New book by Aleksandar Đuričić “Čuvarkuće”(“Hearthkeepers”) shines a light on the windows of famuos writers, giving us a new angle of observing and experiencing the great texts, but also the women who stood behind them.
Do destinies of women who have lived with famous writers have anything in common? Or is each of these relationships incomparable, a story unto itself?
All these women, who have accompanied me on my two-year journey through the lives of Yugoslav literary artists, share tenacity and resilience that enable them to keep living with the loves of their lives after their deaths. Their defiance is touching, in preserving the work of their husbands in the literary jungle we have today. Each of them, of course, is a story unto herself, but some of them are joined through tears: almost an entire river was cried as Ana Krdu spoke about how her Puiu (which is what she called her Petru) suffered when the Literary Municipality of Vršac was thrown out of Sterija’s house; a stream of tears came from Ksenija Marković as she recalled how her – and our – Libero Markoni fought with windmills and bohemian lifestyle, before he was found dead, under unexplained circumstances, in the stairwell of the building his studio was in. There was a lot of laughter, too. Ljiljana Kapor remembered, with humour, the difficult struggle of her arduous journey from being Moma’s lover to being his wife, while Jasmina Pavić remembered unforgettable sexual adventures with the man whose writing made him ill for three years following the “Dictionary of the Khazars”. There is a lot of eroticism in there, but “Hearthkeepers” is a book about love and solitude. After Borislav’s death, Ljiljana Pekić was unable to walk alone; she was rescued by the tapes he recorded his notes on, which she had never heard before, so she pretended that he was still around, that he was on the phone with her, as she downloaded his thoughts onto a computer. Even now, four years after Mirko Kovač passed, Slobodana Matić will comment on the films she watches in the evenings as if he was there, which was their favourite thing to do – only to be shocked, time and time again, that he is not at her side. These brave women are also connected by a specific type of anger, the feeling that these writers are side-lined, in a way, thrown out.

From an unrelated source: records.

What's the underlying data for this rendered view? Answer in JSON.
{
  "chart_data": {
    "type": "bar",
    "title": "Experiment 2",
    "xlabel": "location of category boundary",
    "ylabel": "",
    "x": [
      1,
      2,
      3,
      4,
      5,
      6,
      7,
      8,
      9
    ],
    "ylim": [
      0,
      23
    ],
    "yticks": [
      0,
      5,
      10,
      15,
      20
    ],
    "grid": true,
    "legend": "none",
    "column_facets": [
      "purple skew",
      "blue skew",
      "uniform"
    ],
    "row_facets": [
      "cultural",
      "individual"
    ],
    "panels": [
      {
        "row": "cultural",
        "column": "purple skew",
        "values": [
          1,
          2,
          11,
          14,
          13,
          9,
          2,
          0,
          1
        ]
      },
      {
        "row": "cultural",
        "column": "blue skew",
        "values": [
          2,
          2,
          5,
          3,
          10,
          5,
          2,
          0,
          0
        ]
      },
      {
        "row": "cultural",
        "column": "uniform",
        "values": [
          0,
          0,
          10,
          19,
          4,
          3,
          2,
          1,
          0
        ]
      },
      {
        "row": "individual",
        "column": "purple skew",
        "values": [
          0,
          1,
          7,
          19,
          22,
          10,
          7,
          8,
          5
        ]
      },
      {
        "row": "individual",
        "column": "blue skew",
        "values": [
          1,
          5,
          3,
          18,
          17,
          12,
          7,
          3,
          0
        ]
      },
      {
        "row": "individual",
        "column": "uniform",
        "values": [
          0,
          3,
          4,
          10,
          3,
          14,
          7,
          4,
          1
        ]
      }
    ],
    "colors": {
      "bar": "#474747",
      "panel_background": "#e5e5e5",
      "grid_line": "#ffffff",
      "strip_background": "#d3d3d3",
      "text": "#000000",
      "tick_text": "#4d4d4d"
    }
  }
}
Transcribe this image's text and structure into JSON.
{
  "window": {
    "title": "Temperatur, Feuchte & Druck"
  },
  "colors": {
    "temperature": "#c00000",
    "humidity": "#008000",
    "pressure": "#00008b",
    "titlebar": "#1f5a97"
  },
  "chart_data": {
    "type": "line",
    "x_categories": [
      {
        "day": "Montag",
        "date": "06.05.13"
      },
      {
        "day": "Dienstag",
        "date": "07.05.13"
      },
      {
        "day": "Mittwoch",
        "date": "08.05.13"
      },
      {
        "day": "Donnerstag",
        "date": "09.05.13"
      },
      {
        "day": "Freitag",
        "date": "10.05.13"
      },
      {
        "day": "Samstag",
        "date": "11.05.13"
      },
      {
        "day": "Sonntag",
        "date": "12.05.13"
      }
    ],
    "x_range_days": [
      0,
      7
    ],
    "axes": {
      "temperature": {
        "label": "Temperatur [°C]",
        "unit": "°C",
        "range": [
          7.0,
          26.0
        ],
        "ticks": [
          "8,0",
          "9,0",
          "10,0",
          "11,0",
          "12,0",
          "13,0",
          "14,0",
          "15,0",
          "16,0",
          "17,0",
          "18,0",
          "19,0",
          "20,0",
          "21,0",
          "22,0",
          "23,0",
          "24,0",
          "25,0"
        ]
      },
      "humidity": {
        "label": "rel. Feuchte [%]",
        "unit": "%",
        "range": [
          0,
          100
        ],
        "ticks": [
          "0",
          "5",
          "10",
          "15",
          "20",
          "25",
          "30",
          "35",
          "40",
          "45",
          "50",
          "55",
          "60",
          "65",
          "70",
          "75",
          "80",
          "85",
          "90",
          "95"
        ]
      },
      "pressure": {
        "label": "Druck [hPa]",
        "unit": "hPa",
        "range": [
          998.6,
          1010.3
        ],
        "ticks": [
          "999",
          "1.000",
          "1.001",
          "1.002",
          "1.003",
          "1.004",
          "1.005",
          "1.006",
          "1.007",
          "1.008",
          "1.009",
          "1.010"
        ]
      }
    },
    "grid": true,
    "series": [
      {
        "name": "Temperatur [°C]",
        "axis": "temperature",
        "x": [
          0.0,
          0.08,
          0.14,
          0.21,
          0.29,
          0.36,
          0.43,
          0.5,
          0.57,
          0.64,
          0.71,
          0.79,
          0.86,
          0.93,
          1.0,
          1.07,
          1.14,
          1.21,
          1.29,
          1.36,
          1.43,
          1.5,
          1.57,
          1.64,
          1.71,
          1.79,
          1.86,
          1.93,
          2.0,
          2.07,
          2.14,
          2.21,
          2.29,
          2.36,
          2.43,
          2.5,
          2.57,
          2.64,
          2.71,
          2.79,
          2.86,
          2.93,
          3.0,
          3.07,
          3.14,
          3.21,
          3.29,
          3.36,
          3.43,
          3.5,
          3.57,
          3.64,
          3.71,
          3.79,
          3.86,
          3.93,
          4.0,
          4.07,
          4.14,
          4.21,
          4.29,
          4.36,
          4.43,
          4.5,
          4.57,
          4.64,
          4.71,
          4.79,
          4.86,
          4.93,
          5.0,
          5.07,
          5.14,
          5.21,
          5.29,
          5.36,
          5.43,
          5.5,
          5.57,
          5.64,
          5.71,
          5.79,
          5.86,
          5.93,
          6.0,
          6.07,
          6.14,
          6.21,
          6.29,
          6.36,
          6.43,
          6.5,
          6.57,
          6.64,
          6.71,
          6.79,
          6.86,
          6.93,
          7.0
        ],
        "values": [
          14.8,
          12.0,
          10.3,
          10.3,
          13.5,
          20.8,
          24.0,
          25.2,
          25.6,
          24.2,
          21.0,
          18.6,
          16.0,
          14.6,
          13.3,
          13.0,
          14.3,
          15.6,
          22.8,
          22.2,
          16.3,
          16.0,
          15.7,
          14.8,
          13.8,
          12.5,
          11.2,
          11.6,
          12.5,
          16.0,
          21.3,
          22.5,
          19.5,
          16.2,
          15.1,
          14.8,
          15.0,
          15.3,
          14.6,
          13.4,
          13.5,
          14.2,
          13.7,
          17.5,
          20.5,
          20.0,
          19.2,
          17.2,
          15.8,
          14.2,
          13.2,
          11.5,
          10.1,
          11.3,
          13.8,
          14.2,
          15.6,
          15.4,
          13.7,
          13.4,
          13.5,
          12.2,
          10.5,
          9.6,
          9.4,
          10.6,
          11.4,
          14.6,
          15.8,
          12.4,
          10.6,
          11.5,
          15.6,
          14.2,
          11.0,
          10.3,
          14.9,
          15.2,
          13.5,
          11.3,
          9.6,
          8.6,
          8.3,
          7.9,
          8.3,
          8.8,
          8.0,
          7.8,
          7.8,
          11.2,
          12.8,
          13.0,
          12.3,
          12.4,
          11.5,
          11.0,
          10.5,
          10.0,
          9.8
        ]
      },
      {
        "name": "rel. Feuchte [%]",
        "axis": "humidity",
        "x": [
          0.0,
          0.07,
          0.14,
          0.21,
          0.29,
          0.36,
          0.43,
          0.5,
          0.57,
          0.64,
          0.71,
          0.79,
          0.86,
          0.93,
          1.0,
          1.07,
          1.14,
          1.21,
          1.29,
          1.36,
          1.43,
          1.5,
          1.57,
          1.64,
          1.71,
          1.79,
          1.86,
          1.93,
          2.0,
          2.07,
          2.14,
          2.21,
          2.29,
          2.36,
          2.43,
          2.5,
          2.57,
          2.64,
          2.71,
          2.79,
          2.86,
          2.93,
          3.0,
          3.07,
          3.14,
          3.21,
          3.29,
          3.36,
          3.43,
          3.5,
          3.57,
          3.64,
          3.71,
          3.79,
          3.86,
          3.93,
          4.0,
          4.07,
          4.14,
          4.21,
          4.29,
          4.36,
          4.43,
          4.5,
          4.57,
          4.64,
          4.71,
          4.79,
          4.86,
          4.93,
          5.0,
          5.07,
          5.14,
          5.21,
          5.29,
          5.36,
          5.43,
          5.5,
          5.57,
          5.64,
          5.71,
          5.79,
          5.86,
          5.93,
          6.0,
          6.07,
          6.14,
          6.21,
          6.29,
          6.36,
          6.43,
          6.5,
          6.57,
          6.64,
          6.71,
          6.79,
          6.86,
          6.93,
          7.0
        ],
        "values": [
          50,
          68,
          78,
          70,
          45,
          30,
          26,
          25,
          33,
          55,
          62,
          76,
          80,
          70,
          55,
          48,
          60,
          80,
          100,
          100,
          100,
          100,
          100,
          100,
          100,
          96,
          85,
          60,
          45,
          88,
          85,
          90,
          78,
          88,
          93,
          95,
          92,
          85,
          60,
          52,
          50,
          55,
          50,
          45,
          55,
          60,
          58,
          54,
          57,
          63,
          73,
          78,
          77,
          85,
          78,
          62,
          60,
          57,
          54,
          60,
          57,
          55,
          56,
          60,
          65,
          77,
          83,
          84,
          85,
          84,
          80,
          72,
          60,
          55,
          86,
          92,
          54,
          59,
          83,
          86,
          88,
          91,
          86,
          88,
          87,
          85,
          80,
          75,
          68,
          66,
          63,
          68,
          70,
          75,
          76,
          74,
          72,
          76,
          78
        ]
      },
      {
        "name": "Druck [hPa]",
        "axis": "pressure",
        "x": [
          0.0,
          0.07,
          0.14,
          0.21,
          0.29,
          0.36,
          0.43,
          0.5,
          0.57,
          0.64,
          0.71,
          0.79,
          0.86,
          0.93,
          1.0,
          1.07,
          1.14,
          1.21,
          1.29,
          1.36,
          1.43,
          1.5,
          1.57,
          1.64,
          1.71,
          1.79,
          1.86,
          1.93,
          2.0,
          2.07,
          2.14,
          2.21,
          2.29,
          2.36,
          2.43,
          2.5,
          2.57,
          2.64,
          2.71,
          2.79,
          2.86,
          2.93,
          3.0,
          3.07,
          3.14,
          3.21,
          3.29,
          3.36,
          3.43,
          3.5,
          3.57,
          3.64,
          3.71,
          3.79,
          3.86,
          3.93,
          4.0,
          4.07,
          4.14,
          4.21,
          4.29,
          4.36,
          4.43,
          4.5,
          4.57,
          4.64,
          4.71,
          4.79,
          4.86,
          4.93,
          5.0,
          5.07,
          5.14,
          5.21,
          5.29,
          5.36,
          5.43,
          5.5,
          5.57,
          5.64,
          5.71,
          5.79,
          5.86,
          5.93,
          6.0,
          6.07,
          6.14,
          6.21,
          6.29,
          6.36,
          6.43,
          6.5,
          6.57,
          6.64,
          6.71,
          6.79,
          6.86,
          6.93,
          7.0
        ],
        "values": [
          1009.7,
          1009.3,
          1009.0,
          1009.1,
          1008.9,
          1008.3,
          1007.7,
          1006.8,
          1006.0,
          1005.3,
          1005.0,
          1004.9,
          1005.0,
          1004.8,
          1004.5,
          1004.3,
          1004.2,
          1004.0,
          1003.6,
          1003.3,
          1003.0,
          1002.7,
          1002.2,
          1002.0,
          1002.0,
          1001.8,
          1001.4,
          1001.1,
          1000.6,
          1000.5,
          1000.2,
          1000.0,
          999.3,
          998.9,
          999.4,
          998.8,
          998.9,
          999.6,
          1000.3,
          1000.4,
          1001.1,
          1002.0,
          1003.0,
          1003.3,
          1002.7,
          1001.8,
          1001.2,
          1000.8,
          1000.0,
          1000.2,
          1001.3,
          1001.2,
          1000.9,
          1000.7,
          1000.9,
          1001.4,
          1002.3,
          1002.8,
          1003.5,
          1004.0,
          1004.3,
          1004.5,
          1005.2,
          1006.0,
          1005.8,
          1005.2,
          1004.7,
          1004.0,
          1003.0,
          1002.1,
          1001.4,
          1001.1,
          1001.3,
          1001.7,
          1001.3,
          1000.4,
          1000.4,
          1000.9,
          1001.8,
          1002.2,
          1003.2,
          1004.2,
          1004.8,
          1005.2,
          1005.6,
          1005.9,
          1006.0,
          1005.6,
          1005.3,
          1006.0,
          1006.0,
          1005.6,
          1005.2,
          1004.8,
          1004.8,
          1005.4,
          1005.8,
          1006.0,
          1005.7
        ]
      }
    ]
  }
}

Does your book speak in favour of the thesis of women ruling from the shadows, or of women who simply live and remain in the shadows?
Draško Ređep, who reviewed the book, entitled his Afterward: “They saw them naked”. And I saw them “naked”. A few evenings back, as she read the book, Jasmina Mihajlović wrote to me: “You are now the boss of a small, but courageous troupe – Writers’ Widows – be careful what you do, the next move is on you.” I had no thesis or antithesis, I let them talk, rummage through their lives and remember, the way they wanted to. Sometimes, living in the shade brings you peace. Now they are out in the sun.
Just how much biographic material, testimonials of the times passed and love stories does this book encompass?
This book is a love novel, although it is not a novel. Honestly, I enjoyed picking through the secret chambers of the great artists of the written word; I rejoiced in every discovery about the lives of these unusual men, whose fame, grumpiness, bohemian lifestyle and pennilessness were all dragged along on their wives’ backs. And, I am happy that I have put the lives brimming with passion and well-forged words on the pedestal of our everyday lives.
To what extent are the heroines, those who talk in the book as they wade through these memories – charismatic and atypical women? How much have they helped you find what you were looking for?
They helped and they hindered, as they were somewhat afraid, which was quite understandable. The most prominent impression after these interviews, living the lives of the writers, comes from the fighting spirit that these women have; they are not giving up on the loves of their lives even now, when they have been left alone. This is why this book is primarily about love and about solitude.